- Packaged salad company BrightFarms is expanding its retail footprint in the four regions where it currently operates hydroponic greenhouses to supply consumers with year-round local produce. The company is in a five-year growth phase as it attempts to scale up its local produce model.
- BrightFarms’ products will now be available at Jungle Jim’s International Markets in Ohio and Food Lion Stores at some of its Virginia locations. BrightFarms is entering the St. Louis metro in Dierbergs Markets, which will carry its line of greens that feature lettuce varieties like Sunny Crunch and Fresh Kick. It will also supply over 140 Tops Friendly Markets stores throughout New York, Pennsylvania, and Vermont.
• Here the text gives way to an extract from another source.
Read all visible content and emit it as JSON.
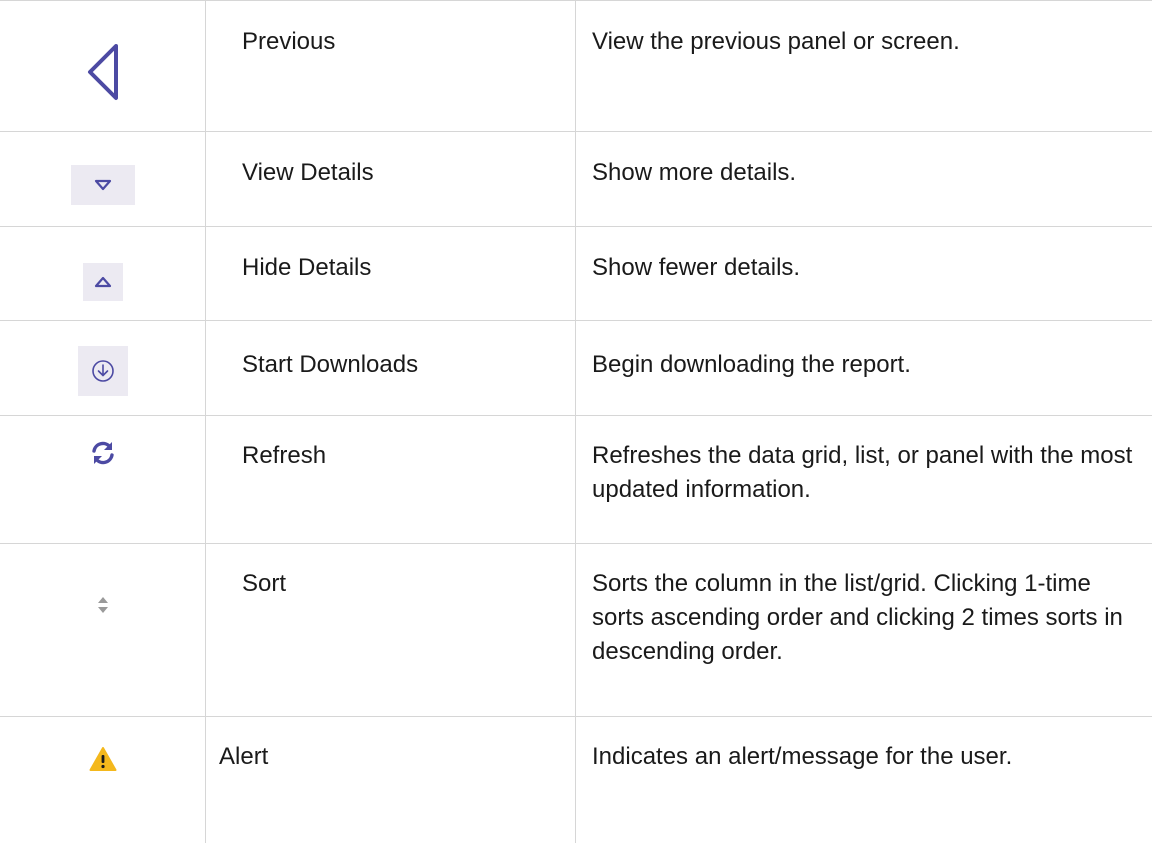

BrightFarms greenhouses are located in Rochelle, Ill.; Culpeper County, Va.; Bucks County, Pa. and Wilmington, Ohio.
- BrightFarms is also partnering with food waste fighting startup Misfits Market, a delivery box service that ships imperfect or “ugly” produce to customers in Pennsylvania, New Jersey, and Delaware. BrightFarms will supply excess yields from its Bucks County, Pennsylvania, greenhouse.
Locally grown food has graduated from a hot trend to a well-established segment of the market, with the U.S. Department of Agriculture estimating $20 billion in sales for 2019. Consumers choose locally grown products for a variety of reasons such as reducing food miles, supporting local farmers and for what they see as a better quality product.
By its very nature, however, building a successful business off a locally grown model makes scaling a challenge. Add logistics into the mix – which has been the death knell of several meal kit startups – and one can quickly see why a local food company has yet to truly achieve nationwide reach.
BrightFarms is hoping to break through these barriers using a few strategic business tactics. The company seeks out partnerships with supermarkets, municipalities and vendors to streamline the distance and costs it incurs in getting its produce to market. In return, major retailers get to offer consumers locally grown produce at the same store where they shop for other household staples, saving them a trip to the farmers market and helping the store compete with dedicated natural food grocers. Meanwhile, BrightFarms gets ready-made market access, advertising and brand recognition.
For sustainability-minded consumers, BrightFarms hydroponic greenhouses use 80% less water, 90% less land and 90% less fuel when compared to long distance growers, according to the company. All of its salad greens are also pesticide free and are certified non-GMO.
The last piece of the puzzle involves locating its tech-powered greenhouses close to city centers to enable produce deliveries within 24 hours of harvest, reducing transit time and transportation costs. Traditional produce sourcing requires five-to-seven days of transit time across thousands of miles, by BrightFarms’ account. The bells and whistles come at a cost, however. The New York-based company announced that it would build a 180,000 square-foot hydroponic greenhouse facility in Abilene, Texas, costing an estimated $17 million.
The opening date for that facility, originally slated for early this year, has been pushed back, according to a company spokeswoman. BrightFarms does plan to open other greenhouses this year, with location announcements coming soon, she said.
BrightFarms may be onto something when it comes to scaling local food, but it’s got at least two major competitors also chomping at the bit. Bay Area-based Plenty operates a vertical growing space to produce leafy greens and boasts $226 million in venture capital, while New-jersey based indoor ag operation AeroFarms has raked in $138 million.